(Por Lorena Bermejo, para Télam) A 15 días del fallecimiento de Manuel Benítez, trabajador del Refugio Frey, el Colectivo de Refugieros y Refugieras de Bariloche, junto con la familia de Manuel, marcharon por el centro de la ciudad de San Carlos de Bariloche en reclamo de justicia y para dar cuenta de las condiciones de trabajo en los refugios de montaña. Benítez murió de hipotermia en medio de una tormenta de nieve cuando ascendía desde el Cerro Catedral hasta el refugio para cumplir con su jornada laboral.

El joven de 29 años trabajaba en el Refugio Frey desde diciembre del año pasado. Ese miércoles, cuando Benítez encaró el sendero rumbo al refugio, la nevada llevaba más de dos días cayendo sobre la montaña.

"El mismo día que Manu tenía que subir, yo le avisé a Federico Pajarín, que es nuestro jefe y quien tiene la concesión del refugio, que estaba nevando muchísimo y que por favor le avisara que no subiera pero él nunca le dijo nada", señaló a Télam Lucas Miglioranzi, trabajador del refugio Frey desde hace siete años y compañero de Benítez.

"Como refugieros no recibimos ningún tipo de capacitación ni de equipamiento.
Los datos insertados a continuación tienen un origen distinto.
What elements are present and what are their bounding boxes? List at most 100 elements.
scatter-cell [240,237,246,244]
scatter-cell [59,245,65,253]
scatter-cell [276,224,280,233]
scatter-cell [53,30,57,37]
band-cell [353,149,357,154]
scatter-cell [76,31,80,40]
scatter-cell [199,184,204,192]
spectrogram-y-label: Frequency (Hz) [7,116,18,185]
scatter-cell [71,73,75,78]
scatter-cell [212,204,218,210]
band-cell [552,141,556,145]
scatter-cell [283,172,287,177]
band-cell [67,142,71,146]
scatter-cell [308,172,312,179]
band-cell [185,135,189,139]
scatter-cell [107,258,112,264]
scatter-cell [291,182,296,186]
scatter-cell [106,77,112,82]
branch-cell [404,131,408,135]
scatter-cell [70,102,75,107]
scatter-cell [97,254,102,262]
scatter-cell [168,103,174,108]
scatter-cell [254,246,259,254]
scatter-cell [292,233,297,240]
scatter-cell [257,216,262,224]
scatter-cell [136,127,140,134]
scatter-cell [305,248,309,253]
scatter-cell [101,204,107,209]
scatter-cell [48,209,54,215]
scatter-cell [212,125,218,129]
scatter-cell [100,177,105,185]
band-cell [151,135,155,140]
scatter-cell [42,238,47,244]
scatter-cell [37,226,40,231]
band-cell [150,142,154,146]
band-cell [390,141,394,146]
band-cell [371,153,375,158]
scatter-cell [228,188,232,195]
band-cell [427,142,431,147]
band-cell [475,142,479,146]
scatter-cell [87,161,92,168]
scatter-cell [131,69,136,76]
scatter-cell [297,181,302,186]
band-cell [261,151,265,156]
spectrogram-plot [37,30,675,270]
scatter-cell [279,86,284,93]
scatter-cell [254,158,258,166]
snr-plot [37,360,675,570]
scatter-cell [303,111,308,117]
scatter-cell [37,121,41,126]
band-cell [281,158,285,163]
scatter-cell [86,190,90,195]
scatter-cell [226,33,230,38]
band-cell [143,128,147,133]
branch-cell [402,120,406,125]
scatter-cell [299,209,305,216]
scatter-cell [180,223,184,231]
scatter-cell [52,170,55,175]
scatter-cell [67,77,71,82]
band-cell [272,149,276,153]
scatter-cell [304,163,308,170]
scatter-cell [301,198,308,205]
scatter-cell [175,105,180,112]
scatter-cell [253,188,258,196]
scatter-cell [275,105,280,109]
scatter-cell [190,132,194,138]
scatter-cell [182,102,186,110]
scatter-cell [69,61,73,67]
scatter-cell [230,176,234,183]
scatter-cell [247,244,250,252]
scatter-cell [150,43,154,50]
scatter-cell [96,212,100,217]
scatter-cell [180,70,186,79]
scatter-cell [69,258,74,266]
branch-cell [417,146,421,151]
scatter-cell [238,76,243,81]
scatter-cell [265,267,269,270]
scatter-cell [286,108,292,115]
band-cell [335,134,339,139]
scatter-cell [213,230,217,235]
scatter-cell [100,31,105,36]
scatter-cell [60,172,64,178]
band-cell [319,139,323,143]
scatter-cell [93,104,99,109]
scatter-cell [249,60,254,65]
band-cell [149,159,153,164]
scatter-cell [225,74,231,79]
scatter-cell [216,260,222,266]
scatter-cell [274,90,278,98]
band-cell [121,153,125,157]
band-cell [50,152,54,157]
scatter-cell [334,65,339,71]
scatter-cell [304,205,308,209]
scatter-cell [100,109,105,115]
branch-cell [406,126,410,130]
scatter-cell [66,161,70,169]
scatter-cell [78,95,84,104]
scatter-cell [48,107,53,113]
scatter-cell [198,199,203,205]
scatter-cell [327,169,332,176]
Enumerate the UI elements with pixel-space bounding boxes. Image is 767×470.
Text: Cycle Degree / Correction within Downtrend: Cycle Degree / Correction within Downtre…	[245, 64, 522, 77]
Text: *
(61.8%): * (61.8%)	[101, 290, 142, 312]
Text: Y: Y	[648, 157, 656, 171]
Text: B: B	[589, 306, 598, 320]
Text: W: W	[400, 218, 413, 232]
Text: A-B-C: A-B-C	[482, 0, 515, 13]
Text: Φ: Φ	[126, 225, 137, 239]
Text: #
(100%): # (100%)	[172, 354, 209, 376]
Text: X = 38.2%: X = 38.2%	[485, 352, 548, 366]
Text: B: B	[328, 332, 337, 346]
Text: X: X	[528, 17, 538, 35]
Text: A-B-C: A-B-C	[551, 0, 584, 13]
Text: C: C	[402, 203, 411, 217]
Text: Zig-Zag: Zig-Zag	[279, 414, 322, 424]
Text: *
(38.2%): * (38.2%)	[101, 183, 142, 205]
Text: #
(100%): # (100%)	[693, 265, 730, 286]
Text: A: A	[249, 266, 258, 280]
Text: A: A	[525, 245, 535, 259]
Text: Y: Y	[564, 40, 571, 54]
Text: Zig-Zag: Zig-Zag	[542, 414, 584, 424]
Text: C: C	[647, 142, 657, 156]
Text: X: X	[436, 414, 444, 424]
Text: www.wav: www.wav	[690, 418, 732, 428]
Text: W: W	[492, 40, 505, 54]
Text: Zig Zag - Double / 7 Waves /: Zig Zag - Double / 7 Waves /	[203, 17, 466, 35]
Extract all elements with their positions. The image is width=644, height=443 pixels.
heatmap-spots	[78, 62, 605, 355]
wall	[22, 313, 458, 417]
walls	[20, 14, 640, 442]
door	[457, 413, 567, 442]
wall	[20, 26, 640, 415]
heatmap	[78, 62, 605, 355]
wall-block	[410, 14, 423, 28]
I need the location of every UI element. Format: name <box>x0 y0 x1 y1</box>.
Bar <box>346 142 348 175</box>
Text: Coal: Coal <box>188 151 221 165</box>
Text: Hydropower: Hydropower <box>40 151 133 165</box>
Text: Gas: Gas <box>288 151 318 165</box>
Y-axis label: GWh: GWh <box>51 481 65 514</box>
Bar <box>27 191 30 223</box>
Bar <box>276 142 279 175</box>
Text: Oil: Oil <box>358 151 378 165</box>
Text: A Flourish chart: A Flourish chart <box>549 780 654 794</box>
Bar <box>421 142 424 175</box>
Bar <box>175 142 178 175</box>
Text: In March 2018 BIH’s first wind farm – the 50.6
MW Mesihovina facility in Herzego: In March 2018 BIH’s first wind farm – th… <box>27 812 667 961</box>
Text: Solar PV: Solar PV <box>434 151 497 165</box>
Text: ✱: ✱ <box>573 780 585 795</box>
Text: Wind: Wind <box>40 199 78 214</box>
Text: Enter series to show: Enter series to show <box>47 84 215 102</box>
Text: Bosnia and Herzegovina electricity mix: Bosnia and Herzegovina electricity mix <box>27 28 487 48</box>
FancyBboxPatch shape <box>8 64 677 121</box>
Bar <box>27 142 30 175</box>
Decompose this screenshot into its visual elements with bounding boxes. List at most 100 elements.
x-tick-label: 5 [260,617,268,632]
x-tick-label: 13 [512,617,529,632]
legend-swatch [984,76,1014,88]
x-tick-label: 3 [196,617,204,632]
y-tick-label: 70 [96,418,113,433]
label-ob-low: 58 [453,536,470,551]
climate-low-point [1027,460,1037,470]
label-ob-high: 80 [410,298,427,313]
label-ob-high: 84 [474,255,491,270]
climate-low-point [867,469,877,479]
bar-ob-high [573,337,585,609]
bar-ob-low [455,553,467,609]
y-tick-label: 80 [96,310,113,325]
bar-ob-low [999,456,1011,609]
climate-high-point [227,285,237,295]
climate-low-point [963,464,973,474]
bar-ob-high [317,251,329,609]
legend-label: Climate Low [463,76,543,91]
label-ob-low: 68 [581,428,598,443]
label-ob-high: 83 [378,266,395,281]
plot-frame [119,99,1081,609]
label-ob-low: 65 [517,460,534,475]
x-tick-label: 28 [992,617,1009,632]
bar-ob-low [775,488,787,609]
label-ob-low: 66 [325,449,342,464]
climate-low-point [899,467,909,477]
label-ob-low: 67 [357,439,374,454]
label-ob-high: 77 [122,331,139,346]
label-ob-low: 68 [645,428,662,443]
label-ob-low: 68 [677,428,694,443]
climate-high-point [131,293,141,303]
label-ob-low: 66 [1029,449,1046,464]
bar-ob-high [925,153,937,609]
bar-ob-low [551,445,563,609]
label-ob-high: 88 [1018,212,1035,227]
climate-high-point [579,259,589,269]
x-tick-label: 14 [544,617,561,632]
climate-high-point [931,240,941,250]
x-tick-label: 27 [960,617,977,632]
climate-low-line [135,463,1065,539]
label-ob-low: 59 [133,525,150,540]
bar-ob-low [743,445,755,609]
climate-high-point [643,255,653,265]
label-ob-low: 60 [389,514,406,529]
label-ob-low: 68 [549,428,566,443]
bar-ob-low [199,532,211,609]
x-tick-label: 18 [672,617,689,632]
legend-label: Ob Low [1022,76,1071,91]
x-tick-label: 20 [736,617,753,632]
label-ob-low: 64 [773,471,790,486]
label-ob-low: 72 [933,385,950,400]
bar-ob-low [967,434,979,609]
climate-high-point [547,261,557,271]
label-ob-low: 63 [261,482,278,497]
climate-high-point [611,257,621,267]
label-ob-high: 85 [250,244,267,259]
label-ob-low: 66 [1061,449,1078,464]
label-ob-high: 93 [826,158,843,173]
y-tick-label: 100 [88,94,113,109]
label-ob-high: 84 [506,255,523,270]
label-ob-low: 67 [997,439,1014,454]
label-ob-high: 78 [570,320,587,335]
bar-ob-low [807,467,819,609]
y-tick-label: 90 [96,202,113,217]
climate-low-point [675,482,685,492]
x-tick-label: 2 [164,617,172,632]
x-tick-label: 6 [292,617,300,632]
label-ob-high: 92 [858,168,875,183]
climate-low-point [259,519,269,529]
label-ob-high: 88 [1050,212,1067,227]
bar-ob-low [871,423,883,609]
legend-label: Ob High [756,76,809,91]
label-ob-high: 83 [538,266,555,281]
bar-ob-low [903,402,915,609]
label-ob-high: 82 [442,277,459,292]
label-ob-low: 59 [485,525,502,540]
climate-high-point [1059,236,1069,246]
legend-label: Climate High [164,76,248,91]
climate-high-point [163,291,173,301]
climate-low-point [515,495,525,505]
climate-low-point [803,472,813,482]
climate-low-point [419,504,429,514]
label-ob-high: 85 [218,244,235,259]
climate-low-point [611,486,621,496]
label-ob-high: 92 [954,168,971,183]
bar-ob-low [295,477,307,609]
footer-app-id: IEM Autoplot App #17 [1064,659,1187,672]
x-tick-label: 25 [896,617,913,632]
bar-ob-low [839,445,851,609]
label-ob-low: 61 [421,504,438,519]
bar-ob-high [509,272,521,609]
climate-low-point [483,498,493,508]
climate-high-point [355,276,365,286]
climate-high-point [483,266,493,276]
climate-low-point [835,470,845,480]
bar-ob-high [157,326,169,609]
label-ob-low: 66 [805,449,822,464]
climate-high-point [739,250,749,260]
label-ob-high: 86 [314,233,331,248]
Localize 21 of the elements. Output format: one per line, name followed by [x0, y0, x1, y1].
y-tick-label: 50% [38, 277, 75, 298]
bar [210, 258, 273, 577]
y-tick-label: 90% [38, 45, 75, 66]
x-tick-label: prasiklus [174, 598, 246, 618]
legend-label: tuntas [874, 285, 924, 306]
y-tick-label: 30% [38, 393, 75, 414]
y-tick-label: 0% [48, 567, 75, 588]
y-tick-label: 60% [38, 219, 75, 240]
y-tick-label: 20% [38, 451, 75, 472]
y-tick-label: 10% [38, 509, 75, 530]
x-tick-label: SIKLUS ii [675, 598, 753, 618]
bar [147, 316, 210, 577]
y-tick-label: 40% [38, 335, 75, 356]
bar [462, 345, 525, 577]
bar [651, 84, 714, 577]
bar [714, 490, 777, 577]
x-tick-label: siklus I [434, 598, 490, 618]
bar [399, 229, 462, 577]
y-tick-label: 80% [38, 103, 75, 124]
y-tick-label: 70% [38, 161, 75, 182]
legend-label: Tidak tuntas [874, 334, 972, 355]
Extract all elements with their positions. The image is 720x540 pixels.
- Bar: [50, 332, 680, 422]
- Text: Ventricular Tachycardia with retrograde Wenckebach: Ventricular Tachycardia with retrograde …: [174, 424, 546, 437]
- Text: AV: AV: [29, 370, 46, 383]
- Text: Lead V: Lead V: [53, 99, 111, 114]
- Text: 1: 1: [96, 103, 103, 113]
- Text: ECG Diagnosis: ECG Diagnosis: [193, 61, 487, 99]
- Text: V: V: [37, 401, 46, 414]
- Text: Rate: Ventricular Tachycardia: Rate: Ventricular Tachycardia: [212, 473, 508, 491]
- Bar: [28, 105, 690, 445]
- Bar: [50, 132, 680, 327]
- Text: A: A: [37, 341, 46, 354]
Uno se va capacitando en el mismo andar en la montaña. Deberían proveernos de lo imprescindible y explicarnos qué implica manejar un refugio", agregó Miglioranzi, integrante del Colectivo, del que forman parte trabajadores del refugio Manfredo Segre -conocido como Laguna Negra-, Otto Meiling -en el monte Tronador-, Frey y San Martín -construido junto a la laguna Jakob- entre otros refugios ubicados dentro del Parque Nacional Nahuel Huapi.

"El refugiero es quien se encarga de recibir a los visitantes y asesorarlos sobre los caminos, pero también mantenemos los baños en condiciones, bombeamos el agua, nos encargamos de estar pendientes cuando nieva o se congela el sistema, bajamos a un kilómetro para encender la turbina para que haya luz en el refugio. Son muchos los conocimientos que hay que tener", resaltó el trabajador del refugio Frey.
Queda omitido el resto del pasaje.